Bayesian inference with probabilistic programming.
https://turinglang.org
MIT License
2.02k stars 218 forks source link

Custom distributions required `rand` to be implemented when "unnecessary" #907

Open torfjelde opened 4 years ago

torfjelde commented 4 years ago

One might want to use MH, HMC, etc. to sample from a distribution with unknown/intractable normalization factor rather than to sample from a posterior. In theory there's nothing prohibiting this kind of usage but it's currently not supported in Turing. Or, it is, but that requires the Distributions._rand! (for MultivariateDistribution) to be implemented either as the proposal or just to get the initial value. To me this seems quite hacky, at the very least non-intuitive.

As of right now this is not possible for custom distributions due to most (if not all) sampler initialize the VarInfo using the SampleFromUniform sampler. This means that call init(dist), which defaults to rand(dist) if the distribution is not "transformable" (the case for all custom distributions).

using Turing
struct CustomDist <: MultivariateDistribution{Continuous} end

# Distributions.jl interface except `rand`
Distributions._logpdf(d::CustomDist, x::AbstractVector{<:Real}) = exp(-norm(x) / 2)
Base.length(d::CustomDist) = 2

@model demo() = begin
    x ~ CustomDist()
end

m = demo()

# fails unless we also implement `_rand!` to get initial value
sample(m, HMC(1000, 0.1, 10))

I believe this would be solved if we had a simple way of setting the initial value for the chain, so it's very related to #746 and possibly related to the new interface PR #793 (though I haven't gotten around to having a proper look at it, so not sure).

cpfiffer commented 4 years ago

There is actually a way to set the initial parameterization in #793, but it's not really very robust:

https://github.com/TuringLang/Turing.jl/blob/bf582647adc8059cfe28fa6b9a2c3c92ee1cd1e8/src/inference/Inference.jl#L179

I think @xukai92 and I talked briefly about making this a lot easier to use in a later PR. Currently you have to pass in a vector/iterable that's the same length as vi[spl]. It's called as part of the initialization process for all the samplers if you have a keyword argument called init_theta, so in theory you could do:

sample(m, HMC(1000, 0.1, 10), init_theta=[4.0, 2.0])
torfjelde commented 4 years ago

There is actually a way to set the initial parameterization in #793, but it's not really very robust:

So in this PR we're no longer using the more robust init(dist)?

It's called as part of the initialization process for all the samplers if you have a keyword argument called init_theta, so in theory you could do:

That works:) But yeah, I guess ideally we'd have a NamedTuple to specify this?
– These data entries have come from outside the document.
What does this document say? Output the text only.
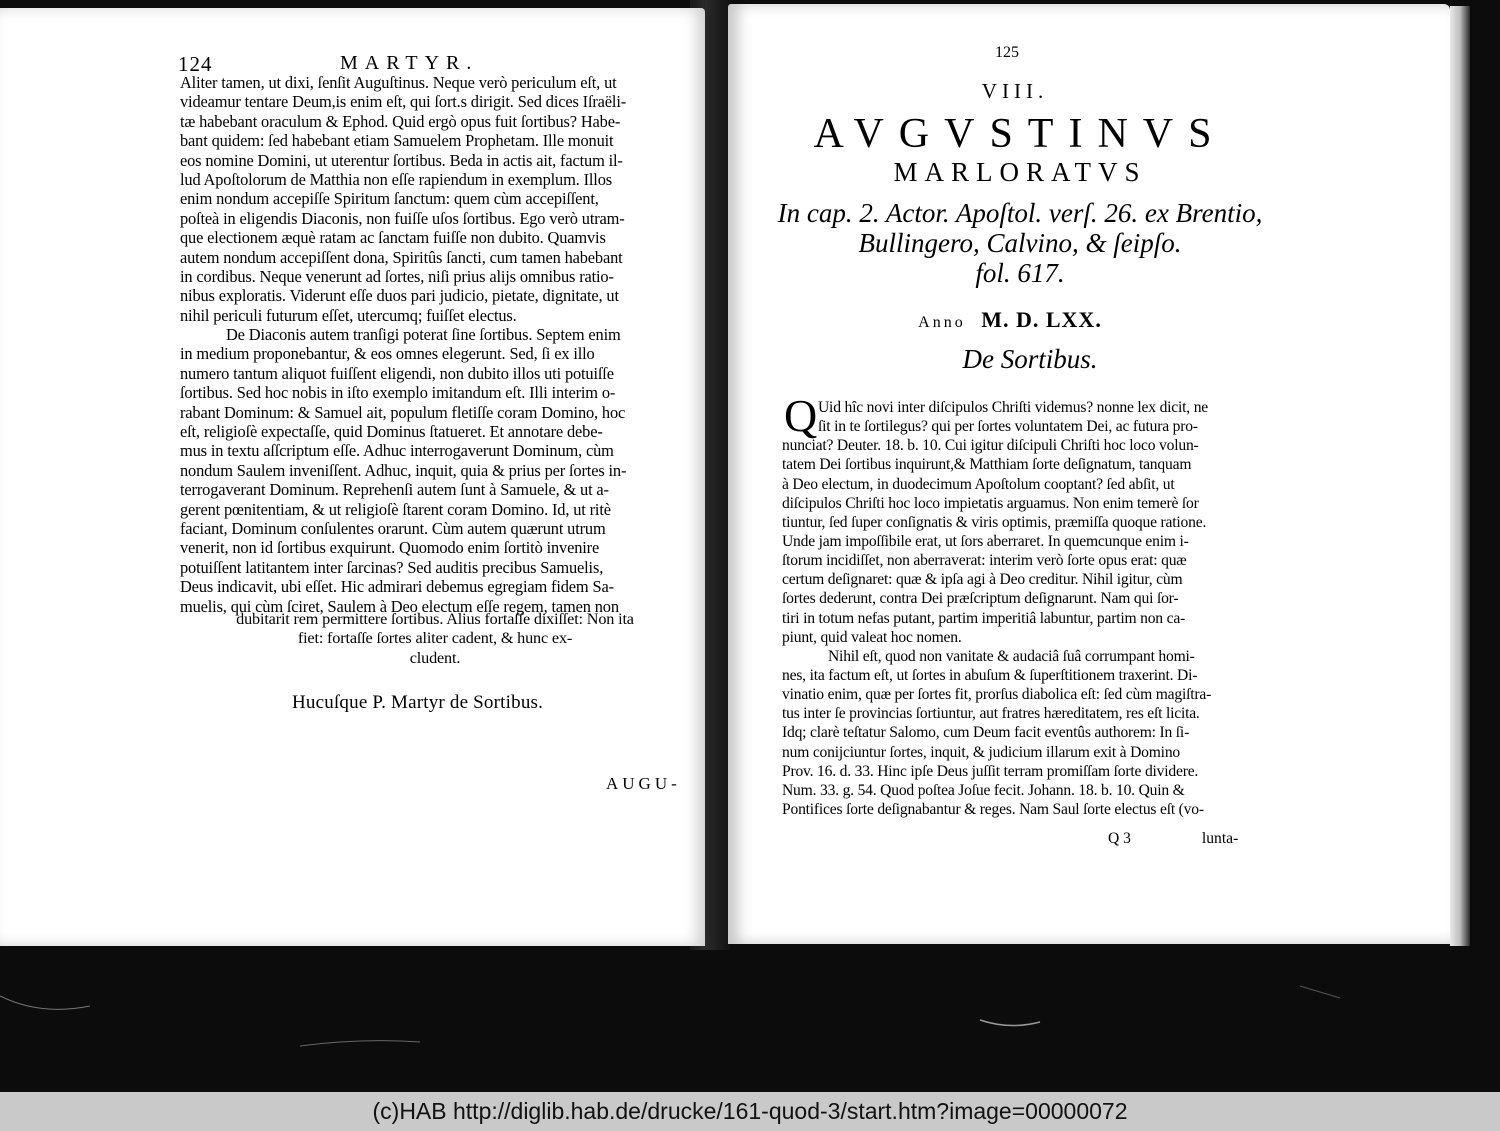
124	MARTYR.
Aliter tamen, ut dixi, ſenſit Auguſtinus. Neque verò periculum eſt, ut
videamur tentare Deum,is enim eſt, qui ſort.s dirigit. Sed dices Iſraëli-
tæ habebant oraculum & Ephod. Quid ergò opus fuit ſortibus? Habe-
bant quidem: ſed habebant etiam Samuelem Prophetam. Ille monuit
eos nomine Domini, ut uterentur ſortibus. Beda in actis ait, factum il-
lud Apoſtolorum de Matthia non eſſe rapiendum in exemplum. Illos
enim nondum accepiſſe Spiritum ſanctum: quem cùm accepiſſent,
poſteà in eligendis Diaconis, non fuiſſe uſos ſortibus. Ego verò utram-
que electionem æquè ratam ac ſanctam fuiſſe non dubito. Quamvis
autem nondum accepiſſent dona, Spiritûs ſancti, cum tamen habebant
in cordibus. Neque venerunt ad ſortes, niſi prius alijs omnibus ratio-
nibus exploratis. Viderunt eſſe duos pari judicio, pietate, dignitate, ut
nihil periculi futurum eſſet, utercumq; fuiſſet electus.
De Diaconis autem tranſigi poterat ſine ſortibus. Septem enim
in medium proponebantur, & eos omnes elegerunt. Sed, ſi ex illo
numero tantum aliquot fuiſſent eligendi, non dubito illos uti potuiſſe
ſortibus. Sed hoc nobis in iſto exemplo imitandum eſt. Illi interim o-
rabant Dominum: & Samuel ait, populum fletiſſe coram Domino, hoc
eſt, religioſè expectaſſe, quid Dominus ſtatueret. Et annotare debe-
mus in textu aſſcriptum eſſe. Adhuc interrogaverunt Dominum, cùm
nondum Saulem inveniſſent. Adhuc, inquit, quia & prius per ſortes in-
terrogaverant Dominum. Reprehenſi autem ſunt à Samuele, & ut a-
gerent pœnitentiam, & ut religioſè ſtarent coram Domino. Id, ut ritè
faciant, Dominum conſulentes orarunt. Cùm autem quærunt utrum
venerit, non id ſortibus exquirunt. Quomodo enim ſortitò invenire
potuiſſent latitantem inter ſarcinas? Sed auditis precibus Samuelis,
Deus indicavit, ubi eſſet. Hic admirari debemus egregiam fidem Sa-
muelis, qui cùm ſciret, Saulem à Deo electum eſſe regem, tamen non
dubitarit rem permittere ſortibus. Alius fortaſſe dixiſſet: Non ita
fiet: fortaſſe ſortes aliter cadent, & hunc ex-
cludent.
Hucuſque P. Martyr de Sortibus.
AUGU-
125
VIII.
AVGVSTINVS
MARLORATVS
In cap. 2. Actor. Apoſtol. verſ. 26. ex Brentio,
Bullingero, Calvino, & ſeipſo.
fol. 617.
Anno M. D. LXX.
De Sortibus.
Q Uid hîc novi inter diſcipulos Chriſti videmus? nonne lex dicit, ne
ſit in te ſortilegus? qui per ſortes voluntatem Dei, ac futura pro-
nunciat? Deuter. 18. b. 10. Cui igitur diſcipuli Chriſti hoc loco volun-
tatem Dei ſortibus inquirunt,& Matthiam ſorte deſignatum, tanquam
à Deo electum, in duodecimum Apoſtolum cooptant? ſed abſit, ut
diſcipulos Chriſti hoc loco impietatis arguamus. Non enim temerè ſor
tiuntur, ſed ſuper conſignatis & viris optimis, præmiſſa quoque ratione.
Unde jam impoſſibile erat, ut ſors aberraret. In quemcunque enim i-
ſtorum incidiſſet, non aberraverat: interim verò ſorte opus erat: quæ
certum deſignaret: quæ & ipſa agi à Deo creditur. Nihil igitur, cùm
ſortes dederunt, contra Dei præſcriptum deſignarunt. Nam qui ſor-
tiri in totum nefas putant, partim imperitiâ labuntur, partim non ca-
piunt, quid valeat hoc nomen.
Nihil eſt, quod non vanitate & audaciâ ſuâ corrumpant homi-
nes, ita factum eſt, ut ſortes in abuſum & ſuperſtitionem traxerint. Di-
vinatio enim, quæ per ſortes fit, prorſus diabolica eſt: ſed cùm magiſtra-
tus inter ſe provincias ſortiuntur, aut fratres hæreditatem, res eſt licita.
Idq; clarè teſtatur Salomo, cum Deum facit eventûs authorem: In ſi-
num conijciuntur ſortes, inquit, & judicium illarum exit à Domino
Prov. 16. d. 33. Hinc ipſe Deus juſſit terram promiſſam ſorte dividere.
Num. 33. g. 54. Quod poſtea Joſue fecit. Johann. 18. b. 10. Quin &
Pontifices ſorte deſignabantur & reges. Nam Saul ſorte electus eſt (vo-
Q 3	lunta-
(c)HAB http://diglib.hab.de/drucke/161-quod-3/start.htm?image=00000072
cpfiffer commented 4 years ago

So in this PR we're no longer using the more robust init(dist)?

No, not quite -- it only does anything if you've provided a keyword argument. If you haven't then everything is initialized as before.

That works:) But yeah, I guess ideally we'd have a NamedTuple to specify this?

Yeah, I think that's probably the best way to go. init_theta=(m=1.5, s=3.2) is really intuitive.

torfjelde commented 4 years ago

No, not quite -- it only does anything if you've provided a keyword argument. If you haven't then everything is initialized as before.

Ah, sorry; misread != as ==. Two very different meanings:)

Yeah, I think that's probably the best way to go. init_theta=(m=1.5, s=3.2) is really intuitive.

That looks really good :+1: You planning on including that in #793?

cpfiffer commented 4 years ago

Probably not. It's a little bloated as it is. Me or someone else will probably get to it in another PR.

Red-Portal commented 1 year ago

@torfjelde Is this issue still relevant?